Garcia offers some background on the survivalist that the brother mentioned, and at this point, I'm going to have to nope out of the plot of the whole episode. The guy was institutionalized for assault and self harm and abducting kids, and then he got let out the winter before the abductions. How was he not the first and only suspect in these crimes? Anyhoo, the team assumes that he's kept the twins this whole time, and that the twins are now his fully-brainwashed caretakers, since he's in his 80s!

The twins prove to be startlingly good hosts, offering food to the kids, and explaining that they're all safe from aliens in the house! What nice freaks!

The team debates the best way to communicate with the missing twins without freaking them out. Given how alien conspiracy people feel about the FBI, this is no small task. Meanwhile, the kids want to do the plan where one of them pretends to be sick, and the other two escape while he distracts the freaks! Will it work? Not really - the kid goes to the locked door, which he assumes is the exit, but it turns out it was just the lumber closet! The escape door was the other, completely unlocked one! Bad luck, kid!

The lady twin points a gun at the teen, assuming he's part of a conspiracy somehow, but then the authorities arrive! Turns out the FBI didn't need to worry about how to talk to the brainwashed kids at all! The moment the woman sees the sheriff she recognizes him, and surrenders immediately!

THE END

They go downstairs to get the three teens, but the man freak is nowhere to be found! What, they didn't have his sister call for him once she knew it was safe? That's a little weird.

Okay, it's not that weird, he was just hiding under the stairs, and they let the brother and sister go back for him! Yay! How do you think they're going to react when they find out that there have been five more Star Wars movies since they were captured? Hopefully they won't be too disappointed.

On the plane back, Emily decides to take the FBI job! Only because the team emotionally blackmails her because they don't want a stranger taking over the team - they want someone who'll cover up for them when they murder people, and a better leader might not do that!

Then Garcia champagne to surprise Emily! They try to do another 'it doesn't matter if Aaron is gone, because we're still a family', but it does matter, so screw you, Criminal Minds.

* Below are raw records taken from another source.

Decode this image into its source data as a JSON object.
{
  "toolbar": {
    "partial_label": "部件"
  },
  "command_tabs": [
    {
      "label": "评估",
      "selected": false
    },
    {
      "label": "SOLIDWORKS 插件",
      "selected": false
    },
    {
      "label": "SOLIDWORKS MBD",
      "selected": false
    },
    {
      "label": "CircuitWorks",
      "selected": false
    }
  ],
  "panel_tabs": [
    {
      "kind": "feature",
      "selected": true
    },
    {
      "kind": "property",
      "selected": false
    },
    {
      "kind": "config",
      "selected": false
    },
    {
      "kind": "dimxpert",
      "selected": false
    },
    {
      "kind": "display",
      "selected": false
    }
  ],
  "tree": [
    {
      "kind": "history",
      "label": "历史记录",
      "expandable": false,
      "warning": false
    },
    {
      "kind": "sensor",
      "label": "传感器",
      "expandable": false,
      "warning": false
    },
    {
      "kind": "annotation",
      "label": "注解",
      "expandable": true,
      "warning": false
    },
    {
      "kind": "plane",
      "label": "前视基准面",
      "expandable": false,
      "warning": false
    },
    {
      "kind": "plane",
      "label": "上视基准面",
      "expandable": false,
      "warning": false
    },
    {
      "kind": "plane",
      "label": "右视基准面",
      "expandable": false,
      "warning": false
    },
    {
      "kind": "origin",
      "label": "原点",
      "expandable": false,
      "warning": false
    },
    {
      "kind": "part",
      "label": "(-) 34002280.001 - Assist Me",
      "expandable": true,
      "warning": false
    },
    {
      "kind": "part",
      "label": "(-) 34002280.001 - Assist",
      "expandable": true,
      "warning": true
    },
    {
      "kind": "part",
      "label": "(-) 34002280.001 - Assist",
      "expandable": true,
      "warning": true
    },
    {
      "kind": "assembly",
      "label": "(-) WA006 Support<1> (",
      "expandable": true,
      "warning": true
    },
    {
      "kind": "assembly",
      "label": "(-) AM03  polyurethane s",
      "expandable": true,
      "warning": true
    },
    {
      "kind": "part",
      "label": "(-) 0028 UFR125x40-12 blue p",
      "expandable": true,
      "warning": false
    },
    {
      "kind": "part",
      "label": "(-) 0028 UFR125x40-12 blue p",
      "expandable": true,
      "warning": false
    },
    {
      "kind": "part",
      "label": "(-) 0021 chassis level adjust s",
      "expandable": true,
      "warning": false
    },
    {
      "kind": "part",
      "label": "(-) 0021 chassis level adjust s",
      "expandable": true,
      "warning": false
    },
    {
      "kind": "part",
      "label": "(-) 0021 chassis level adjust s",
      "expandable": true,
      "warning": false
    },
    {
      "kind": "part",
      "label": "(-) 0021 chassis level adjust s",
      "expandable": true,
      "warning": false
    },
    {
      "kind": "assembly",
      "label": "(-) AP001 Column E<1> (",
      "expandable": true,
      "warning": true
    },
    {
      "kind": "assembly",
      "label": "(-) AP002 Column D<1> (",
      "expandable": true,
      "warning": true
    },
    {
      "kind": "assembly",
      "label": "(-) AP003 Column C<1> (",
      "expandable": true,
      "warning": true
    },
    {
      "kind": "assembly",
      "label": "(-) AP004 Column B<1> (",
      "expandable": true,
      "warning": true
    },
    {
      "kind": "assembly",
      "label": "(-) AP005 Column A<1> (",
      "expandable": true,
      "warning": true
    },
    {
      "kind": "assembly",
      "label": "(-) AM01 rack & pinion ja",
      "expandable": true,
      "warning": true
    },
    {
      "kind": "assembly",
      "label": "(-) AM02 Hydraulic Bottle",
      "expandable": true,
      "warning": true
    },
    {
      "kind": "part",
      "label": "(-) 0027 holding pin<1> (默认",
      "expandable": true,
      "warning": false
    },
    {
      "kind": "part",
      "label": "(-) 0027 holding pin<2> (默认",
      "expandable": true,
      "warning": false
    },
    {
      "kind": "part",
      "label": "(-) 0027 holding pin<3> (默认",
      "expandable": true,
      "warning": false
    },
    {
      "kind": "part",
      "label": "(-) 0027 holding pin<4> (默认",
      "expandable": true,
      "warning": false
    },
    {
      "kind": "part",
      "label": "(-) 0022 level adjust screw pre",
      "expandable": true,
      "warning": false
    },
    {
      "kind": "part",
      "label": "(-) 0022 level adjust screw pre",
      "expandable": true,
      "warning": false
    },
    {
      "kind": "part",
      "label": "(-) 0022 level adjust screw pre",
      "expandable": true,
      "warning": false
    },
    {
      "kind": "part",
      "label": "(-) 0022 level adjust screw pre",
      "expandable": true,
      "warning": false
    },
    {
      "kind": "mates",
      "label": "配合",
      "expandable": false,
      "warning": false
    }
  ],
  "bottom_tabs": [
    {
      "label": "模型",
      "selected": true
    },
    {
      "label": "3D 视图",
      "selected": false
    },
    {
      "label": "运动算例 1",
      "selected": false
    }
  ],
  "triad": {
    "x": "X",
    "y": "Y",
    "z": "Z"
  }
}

1 - Was profiling in any way helpful in solving the crime?

No. Of course not. They found a backpack, and then checked on the house of the creepy weirdo who lived in the area.

2 - Could the crime have been solved just as easily using conventional police methods given the known facts of the case?

There was a literal mental patient with a history of abducting children living a couple of miles from the site of where the twins were taken. This would have been solved 33 years ago.

So, on a scale of 1 (Dirty Harry) to 10 (Tony Hill), How Useful Was Profiling in Solving the Crime?

1/10 - I'd almost like to give them a 0/10, because this case was so ludicrously easy to solve, but they did, in fact, solve it, so I'll have to give them the point.